On leur a menti ! La vie existe ailleurs que dans l’enceinte protégée du village. Elle est suffoquée par cette évidence. L’idée que le monde extérieur est mauvais et que seul le village est bon est un mensonge. Et qui a fait ce mensonge ? Les responsables de la cité, ceux qui ont été mis en place par les Arcanis, les créateurs, ceux qui viennent ponctionner leur dû en venant chercher les objets des artisans, mais surtout la matière précieuse extraite de la Machine dont s’occupent les gens importants du cercle fermé auquel elle voulait appartenir quand elle ne savait pas ! C’est un mensonge d’état. Quelques-uns ont intérêt à travestir la réalité pour que le plus grand nombre travaillent à bas prix, quelques vivres en échange de leur travail quotidien. On leur fait peur pour qu’ils ne se rebellent pas, en continuant à accepter des conditions tristes et déshumanisées.

Son idée du réveil était la bonne. Quelque chose n’allait pas et maintenant elle sait que la réalité est différente. Elle se souvient que sa grand-mère conteuse lui parlait de la nature, de la campagne où on voyait des vaches, des chevaux, des animaux domestiques, mais aussi des bêtes sauvages et des oiseaux qu’elle entend enfin chanter autour de la rivière, il y avait des jardins aussi avec des fleurs et des potagers qui permettaient de se nourrir sans aller à la ville. Il faudrait remettre tout cela en place. Parce que manifestement la nature, si elle a été dévastée par la catastrophe dont tout le monde leur a parlé depuis leur naissance, la nature elle s’est guérie toute seule. Et elle est belle.

Kheira reste longtemps dans l’eau. Elle n’a pas froid, tant la révélation la chauffe de l’intérieur. Quand elle sort, elle sait quel est son rôle dans la cité : elle va devoir rentrer pour expliquer ce qu’elle a vu, ou entrevu, car elle se demande jusqu’où va cette rivière. Elle se souvient que sa grand-mère racontait parfois la mer immense, sur laquelle on pouvait voyager, avec des bateaux qui flottent sur l’eau comme tout à l’heure le corps de Kheira flottait sur la rivière. Peut-être que cette rivière conduit à la mer. Il faudrait aller voir.
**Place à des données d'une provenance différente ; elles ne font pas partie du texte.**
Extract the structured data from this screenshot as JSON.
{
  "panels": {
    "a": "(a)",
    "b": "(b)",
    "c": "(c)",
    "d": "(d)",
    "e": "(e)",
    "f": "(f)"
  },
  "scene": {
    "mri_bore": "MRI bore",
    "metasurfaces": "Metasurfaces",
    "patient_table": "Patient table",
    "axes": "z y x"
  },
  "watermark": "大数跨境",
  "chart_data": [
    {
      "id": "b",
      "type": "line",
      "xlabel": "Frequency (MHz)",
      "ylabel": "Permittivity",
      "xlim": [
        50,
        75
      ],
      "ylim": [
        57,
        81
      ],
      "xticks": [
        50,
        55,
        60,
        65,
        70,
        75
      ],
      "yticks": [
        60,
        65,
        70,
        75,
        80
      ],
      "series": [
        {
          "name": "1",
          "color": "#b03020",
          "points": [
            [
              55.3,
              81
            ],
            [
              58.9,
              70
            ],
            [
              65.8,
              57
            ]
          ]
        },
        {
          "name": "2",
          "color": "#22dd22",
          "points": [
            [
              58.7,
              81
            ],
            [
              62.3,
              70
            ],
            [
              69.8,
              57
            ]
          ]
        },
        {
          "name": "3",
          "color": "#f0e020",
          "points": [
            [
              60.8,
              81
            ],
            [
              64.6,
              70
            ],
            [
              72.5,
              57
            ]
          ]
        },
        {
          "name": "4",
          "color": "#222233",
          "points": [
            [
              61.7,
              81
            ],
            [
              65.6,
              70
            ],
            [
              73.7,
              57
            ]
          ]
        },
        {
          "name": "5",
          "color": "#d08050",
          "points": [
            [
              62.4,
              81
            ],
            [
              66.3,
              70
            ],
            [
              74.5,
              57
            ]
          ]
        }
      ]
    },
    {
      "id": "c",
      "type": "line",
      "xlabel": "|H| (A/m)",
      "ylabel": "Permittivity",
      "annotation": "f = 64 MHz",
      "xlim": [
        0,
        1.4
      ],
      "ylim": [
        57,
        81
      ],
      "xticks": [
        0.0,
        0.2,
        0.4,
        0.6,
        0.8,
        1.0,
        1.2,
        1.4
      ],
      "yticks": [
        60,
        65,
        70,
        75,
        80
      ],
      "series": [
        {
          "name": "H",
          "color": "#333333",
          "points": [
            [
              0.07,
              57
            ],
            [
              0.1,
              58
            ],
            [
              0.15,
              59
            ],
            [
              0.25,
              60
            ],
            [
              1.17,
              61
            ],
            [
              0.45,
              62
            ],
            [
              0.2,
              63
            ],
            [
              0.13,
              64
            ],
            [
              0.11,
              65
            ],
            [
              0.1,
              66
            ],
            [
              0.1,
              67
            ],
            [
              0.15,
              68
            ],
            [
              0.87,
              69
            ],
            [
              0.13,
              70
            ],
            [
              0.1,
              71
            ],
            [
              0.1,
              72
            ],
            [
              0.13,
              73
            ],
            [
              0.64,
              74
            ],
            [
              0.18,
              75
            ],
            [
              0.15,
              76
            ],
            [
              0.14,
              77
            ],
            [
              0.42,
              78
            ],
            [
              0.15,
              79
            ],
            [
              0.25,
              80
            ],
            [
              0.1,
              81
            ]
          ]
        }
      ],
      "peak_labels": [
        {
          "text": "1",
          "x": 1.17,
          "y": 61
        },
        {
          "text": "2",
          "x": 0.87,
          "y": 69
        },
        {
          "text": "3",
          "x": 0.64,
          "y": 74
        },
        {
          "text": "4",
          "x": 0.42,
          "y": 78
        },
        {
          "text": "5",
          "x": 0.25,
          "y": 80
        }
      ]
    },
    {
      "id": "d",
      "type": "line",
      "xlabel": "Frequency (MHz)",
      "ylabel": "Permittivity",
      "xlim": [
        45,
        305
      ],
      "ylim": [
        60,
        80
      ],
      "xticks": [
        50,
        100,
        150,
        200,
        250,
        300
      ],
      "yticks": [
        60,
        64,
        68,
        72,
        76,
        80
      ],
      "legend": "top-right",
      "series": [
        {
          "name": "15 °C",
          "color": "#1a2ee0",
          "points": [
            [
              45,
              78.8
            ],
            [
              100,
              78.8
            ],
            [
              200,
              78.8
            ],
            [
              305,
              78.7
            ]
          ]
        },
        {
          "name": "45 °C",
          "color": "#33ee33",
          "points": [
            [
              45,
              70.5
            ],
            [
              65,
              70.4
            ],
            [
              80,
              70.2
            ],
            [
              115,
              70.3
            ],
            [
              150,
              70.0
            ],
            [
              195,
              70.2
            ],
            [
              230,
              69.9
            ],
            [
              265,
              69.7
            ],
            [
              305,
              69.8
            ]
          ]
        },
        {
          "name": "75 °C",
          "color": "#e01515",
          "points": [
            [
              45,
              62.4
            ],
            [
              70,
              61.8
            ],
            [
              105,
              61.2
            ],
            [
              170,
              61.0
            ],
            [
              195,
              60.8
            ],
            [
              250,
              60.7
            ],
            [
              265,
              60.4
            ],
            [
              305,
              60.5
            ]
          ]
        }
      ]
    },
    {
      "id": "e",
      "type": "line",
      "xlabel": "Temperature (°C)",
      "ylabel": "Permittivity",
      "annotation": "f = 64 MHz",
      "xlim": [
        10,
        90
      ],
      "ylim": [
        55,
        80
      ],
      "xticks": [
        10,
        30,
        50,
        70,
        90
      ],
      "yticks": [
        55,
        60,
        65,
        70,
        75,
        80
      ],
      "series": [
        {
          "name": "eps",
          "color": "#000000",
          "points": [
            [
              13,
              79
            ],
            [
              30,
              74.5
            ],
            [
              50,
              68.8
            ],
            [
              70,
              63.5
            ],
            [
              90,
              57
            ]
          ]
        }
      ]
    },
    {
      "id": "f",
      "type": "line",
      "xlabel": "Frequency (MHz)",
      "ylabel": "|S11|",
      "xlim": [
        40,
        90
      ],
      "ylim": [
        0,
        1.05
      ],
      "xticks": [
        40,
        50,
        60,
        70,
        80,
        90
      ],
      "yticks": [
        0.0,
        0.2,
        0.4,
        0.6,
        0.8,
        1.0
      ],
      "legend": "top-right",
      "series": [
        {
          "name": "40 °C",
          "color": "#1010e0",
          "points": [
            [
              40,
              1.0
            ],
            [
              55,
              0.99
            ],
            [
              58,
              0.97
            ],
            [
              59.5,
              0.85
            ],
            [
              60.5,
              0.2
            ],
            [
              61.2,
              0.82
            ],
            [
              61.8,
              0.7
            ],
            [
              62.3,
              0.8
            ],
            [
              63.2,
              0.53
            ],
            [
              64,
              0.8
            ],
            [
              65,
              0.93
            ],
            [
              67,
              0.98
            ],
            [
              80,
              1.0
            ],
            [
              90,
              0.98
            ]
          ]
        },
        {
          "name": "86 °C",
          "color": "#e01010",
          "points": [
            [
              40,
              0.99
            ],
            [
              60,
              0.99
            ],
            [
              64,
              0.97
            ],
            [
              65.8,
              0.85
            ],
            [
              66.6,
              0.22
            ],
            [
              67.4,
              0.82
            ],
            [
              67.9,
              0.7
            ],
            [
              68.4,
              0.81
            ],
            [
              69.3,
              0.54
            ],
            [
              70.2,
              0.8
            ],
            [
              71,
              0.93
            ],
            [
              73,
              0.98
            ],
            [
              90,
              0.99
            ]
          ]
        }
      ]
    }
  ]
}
Mais en ce jour exceptionnel, il lui faut revenir à la cité triste pour raconter que la nature dehors est merveilleuse, encore plus belle que dans les contes. Elle reste allongée sur le sable au soleil en réfléchissant à tout ce qu’il va falloir affronter. Elle sait que peut-être son oncle la mettra tout de suite en prison. Il va falloir expliquer et convaincre qu’on ne peut pas continuer à vivre en cercle fermé en croyant se protéger, alors qu’on entretient ses peurs, ses maladies et... quel est le mot que sa grand-mère a utilisé autrefois ? l’esclavage, c’est ça. Les gens du village sont des esclaves au service des Arcanis. On leur fait croire que les Arcanis les protègent alors qu’ils les utilisent comme des objets.

Elle se rhabille. Elle voit un saule au bord de l’eau. Elle se regarde dans le miroir de la rivière. Elle se voit telle qu’elle est, une belle fille pleine de vie qui va se mettre au service des habitants de son village en leur apportant de nouvelles idées. La vie a changé pour Kheira. En quelques heures, sa vision du monde s’est transformée. Elle ne va plus se soumettre aux règles étatiques. Elle va être insoumise.

Et pour montrer aux gens de la cité qu’elle ne raconte pas d’histoire, elle cueille une pomme à un arbre sur le chemin pour apporter de nouvelles connaissances au peuple.